Goshen College (GC) and College Mennonite Church (CMC) have announced a project to jointly install a 924-panel solar array － the first solar panels on campus － which will make the Church-Chapel building fully powered by renewable energy.
The panels will be installed on the roof of the college’s Rec-Fitness Center and provide 277 kilowatts of power, offsetting the Church-Chapel building’s electric bill, with the costs being fully recovered in about a decade.
“Environmental sustainability is a natural priority for both Goshen College, which does so much to teach thoughtful stewardship, and for College Mennonite Church, which seeks to be a blessing in its community and honor our creator God in word and deed,” said David Lapp Jost, a 2011 GC graduate and a member of CMC who started this project and spearheaded fundraising. “In addition to saving both institutions tens of thousands of dollars annually for years to come, this project is a testament to deep shared values.”
Lapp Jost approached the college and church leadership about installing solar panels several years ago, but until recently the cost of solar panels and other budgetary and logistical concerns kept the project from moving forward.
However, through fundraising at CMC led by Lapp Jost, low solar prices and the college’s successful efforts to consume less energy, the timing made sense.
“It’s something we’ve wanted to do for some time － and it clicked－ Amity is the way to do this,” said Glenn Gilbert, director of facilities at the college.
Amity Corporation is an entity created by the college and church in 1989 in order to equitably make decisions about the jointly-owned Church-Chapel building’s use, including improvements and maintenance. Both CMC and GC share all Amity costs fifty-fifty.

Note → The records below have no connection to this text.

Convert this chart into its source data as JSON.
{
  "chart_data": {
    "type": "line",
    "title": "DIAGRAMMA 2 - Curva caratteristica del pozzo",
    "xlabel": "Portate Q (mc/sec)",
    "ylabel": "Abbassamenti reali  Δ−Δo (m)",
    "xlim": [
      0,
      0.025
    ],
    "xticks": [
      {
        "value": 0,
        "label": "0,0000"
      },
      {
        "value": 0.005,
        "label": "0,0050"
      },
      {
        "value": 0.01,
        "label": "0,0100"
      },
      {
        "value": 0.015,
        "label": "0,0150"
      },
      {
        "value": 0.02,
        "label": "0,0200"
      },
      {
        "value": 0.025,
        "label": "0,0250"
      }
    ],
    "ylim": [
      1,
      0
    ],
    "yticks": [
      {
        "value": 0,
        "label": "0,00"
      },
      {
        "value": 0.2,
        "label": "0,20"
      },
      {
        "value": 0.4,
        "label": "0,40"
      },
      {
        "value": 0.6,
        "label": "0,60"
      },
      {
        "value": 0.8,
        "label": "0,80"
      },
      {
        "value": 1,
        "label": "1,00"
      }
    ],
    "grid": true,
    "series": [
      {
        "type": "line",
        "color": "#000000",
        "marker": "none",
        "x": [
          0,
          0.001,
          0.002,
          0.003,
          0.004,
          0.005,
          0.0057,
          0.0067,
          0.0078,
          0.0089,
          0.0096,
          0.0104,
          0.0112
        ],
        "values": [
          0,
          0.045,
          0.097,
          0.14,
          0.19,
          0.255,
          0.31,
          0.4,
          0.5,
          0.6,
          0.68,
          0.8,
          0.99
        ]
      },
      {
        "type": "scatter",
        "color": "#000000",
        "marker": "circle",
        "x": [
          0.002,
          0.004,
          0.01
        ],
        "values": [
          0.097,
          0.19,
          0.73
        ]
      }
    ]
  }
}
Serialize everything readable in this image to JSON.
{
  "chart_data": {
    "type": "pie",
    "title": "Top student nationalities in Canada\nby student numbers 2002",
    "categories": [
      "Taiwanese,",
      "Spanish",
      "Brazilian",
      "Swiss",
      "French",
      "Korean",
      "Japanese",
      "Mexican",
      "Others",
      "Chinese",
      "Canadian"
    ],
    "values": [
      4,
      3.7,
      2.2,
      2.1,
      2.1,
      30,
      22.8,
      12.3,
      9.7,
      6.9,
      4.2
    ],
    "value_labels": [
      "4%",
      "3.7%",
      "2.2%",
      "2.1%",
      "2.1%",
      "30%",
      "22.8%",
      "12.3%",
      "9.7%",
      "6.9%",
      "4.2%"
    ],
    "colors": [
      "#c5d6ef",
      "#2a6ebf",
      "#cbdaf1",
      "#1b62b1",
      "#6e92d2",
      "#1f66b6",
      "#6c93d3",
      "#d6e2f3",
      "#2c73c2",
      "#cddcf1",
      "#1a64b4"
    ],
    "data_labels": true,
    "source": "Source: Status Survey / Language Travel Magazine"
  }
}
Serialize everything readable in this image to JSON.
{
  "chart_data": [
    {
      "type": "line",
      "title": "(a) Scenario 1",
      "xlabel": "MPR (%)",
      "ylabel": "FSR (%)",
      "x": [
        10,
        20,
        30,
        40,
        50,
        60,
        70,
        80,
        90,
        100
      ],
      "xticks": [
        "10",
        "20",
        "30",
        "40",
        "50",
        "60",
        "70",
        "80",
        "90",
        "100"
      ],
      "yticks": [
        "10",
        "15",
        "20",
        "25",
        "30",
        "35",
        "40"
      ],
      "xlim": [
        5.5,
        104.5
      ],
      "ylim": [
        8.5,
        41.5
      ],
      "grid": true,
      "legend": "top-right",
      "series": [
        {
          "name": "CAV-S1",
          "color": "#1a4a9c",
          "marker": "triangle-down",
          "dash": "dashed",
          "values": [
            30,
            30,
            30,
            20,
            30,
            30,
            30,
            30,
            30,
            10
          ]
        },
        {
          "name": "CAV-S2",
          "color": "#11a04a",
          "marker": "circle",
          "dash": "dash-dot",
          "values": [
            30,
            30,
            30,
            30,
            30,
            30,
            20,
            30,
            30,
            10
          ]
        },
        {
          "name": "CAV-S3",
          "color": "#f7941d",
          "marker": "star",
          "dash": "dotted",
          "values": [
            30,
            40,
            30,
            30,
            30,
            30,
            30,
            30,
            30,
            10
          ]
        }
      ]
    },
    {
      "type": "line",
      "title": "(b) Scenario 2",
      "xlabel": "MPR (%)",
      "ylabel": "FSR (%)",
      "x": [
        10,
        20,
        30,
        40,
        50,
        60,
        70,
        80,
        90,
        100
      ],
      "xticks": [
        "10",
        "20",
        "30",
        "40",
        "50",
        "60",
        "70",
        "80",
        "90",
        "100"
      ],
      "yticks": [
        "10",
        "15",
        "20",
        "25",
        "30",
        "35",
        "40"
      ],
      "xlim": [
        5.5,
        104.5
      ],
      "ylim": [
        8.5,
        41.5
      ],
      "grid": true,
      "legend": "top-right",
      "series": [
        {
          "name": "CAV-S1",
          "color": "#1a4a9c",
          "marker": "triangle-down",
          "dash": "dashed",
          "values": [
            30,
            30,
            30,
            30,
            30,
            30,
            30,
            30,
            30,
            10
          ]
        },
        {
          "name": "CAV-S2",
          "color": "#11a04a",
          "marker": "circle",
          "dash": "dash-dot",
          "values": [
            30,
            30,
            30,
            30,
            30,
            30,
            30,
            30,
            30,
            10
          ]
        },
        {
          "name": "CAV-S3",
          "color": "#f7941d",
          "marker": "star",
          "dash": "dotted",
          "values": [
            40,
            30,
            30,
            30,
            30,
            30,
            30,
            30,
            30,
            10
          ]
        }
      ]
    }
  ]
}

“Goshen College is very pleased to play a role in this investment and because we have this joint responsibility for managing the Amity assets, we can enter this project as an equal partner,” Gilbert said.
The panels are schedule to be installed in March by Toledo-based Solscient Energy.
People at the church and college are excited to see this project take shape and see it as an important step toward a greener footprint.
“We believe in the goodness of God’s creation and in God’s command to us to care for creation,” said Phil Waite, pastor at College Mennonite Church. “I am grateful that, through this partnership with Goshen College, we are able to substantially reduce our use of fossil fuels. We are, at least in part, fulfilling God’s call on us to care for creation.”